The district links to an unlisted full version which includes Fishbein's speech, but notes "a section of this video contains an inaccurate account of enslavement in American history."

On Monday, Fishbein, an attorney from Elkins Park, followed up his apology letter with his resignation.

In this second letter, he said to repair the injury he caused to the community, it "requires actions, not just words."

"Giving up leadership of the school board is not an easy decision, but it is an important first step to help our community heal from the hurt I caused at the June 3 high school commencement ceremony," Fishbein said.

He said he was thankful for the administrators, educators, parents, fellow board members and students who showed him that he had "an enormous blind spot in my understanding of the trauma our country's history of slavery and continuing racism has inflicted."

Fishbein said the school board president is the public face of the school district and it would be inappropriate for him to remain in the role after the "particular type of pain" he caused to the community.

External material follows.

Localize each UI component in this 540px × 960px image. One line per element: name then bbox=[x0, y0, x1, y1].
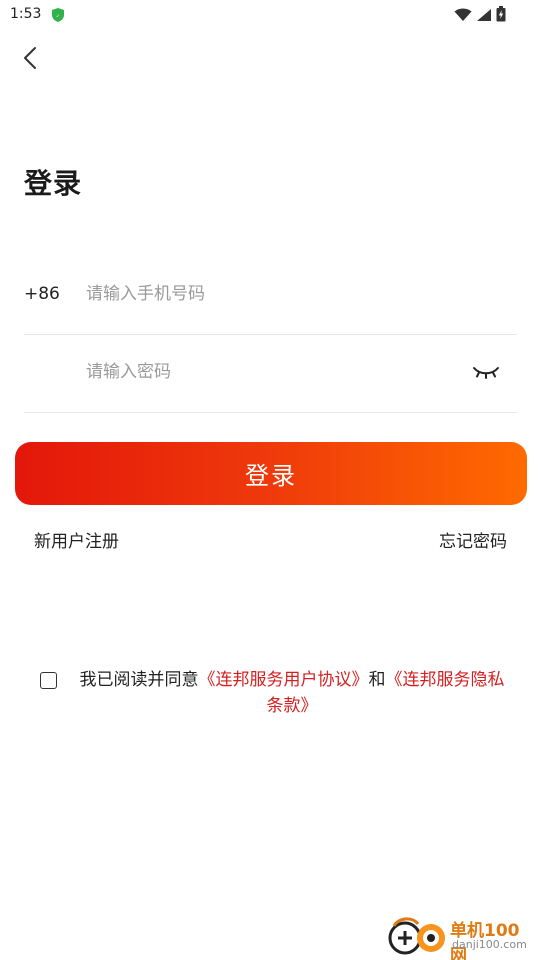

"I apologize most of all to the students. I am deeply sorry that my poor choice of subject matter and words inflicted further pain particularly on what should have been their joyous occasion. I am also deeply sorry for causing division and hurt in this community that I love," Fishbein said.

The nonprofit Cheltenham African American Alliance, an organization created for the educational improvement of African American and/or African Diaspora students in Cheltenham School District, met with district administrators in regards to Fishbein's speech.

In a statement, the CAAA said the speech "contained improperly characterized references to historical events involving slavery that were insensitive at best, and wholly out of line for the celebratory nature of the event."

Members of the organization were part of a community discussion last Thursday.

"CAAA cited the majority population of Black students in the school district and how parents expect leaders who are culturally competent to set the agenda for their children's success," the CAAA said.

The nonprofit said it recognized Fishbein's reputation and service on the school board as a "capable and dedicated individual with policies that are aligned with the best interests of students at large," but questioned whether this was the best leadership at such a "pivotal time in the country's reckoning with its history."

"CAAA will be championing and requesting important changes to the environment in which Black students are educated in Cheltenham and expect culturally sensitive, and competent School Board members, teachers and administrators to work along-side us to bring these much-needed improvements to the School District," the statement read.

Fishbein said he did not share his speech with anyone prior to delivering it at the graduation. He said the board will be announcing a new requirement that all graduation speeches be reviewed in advance.

While Fishbein is stepping down as president, he will remain as an active member of the board for the remainder of his term.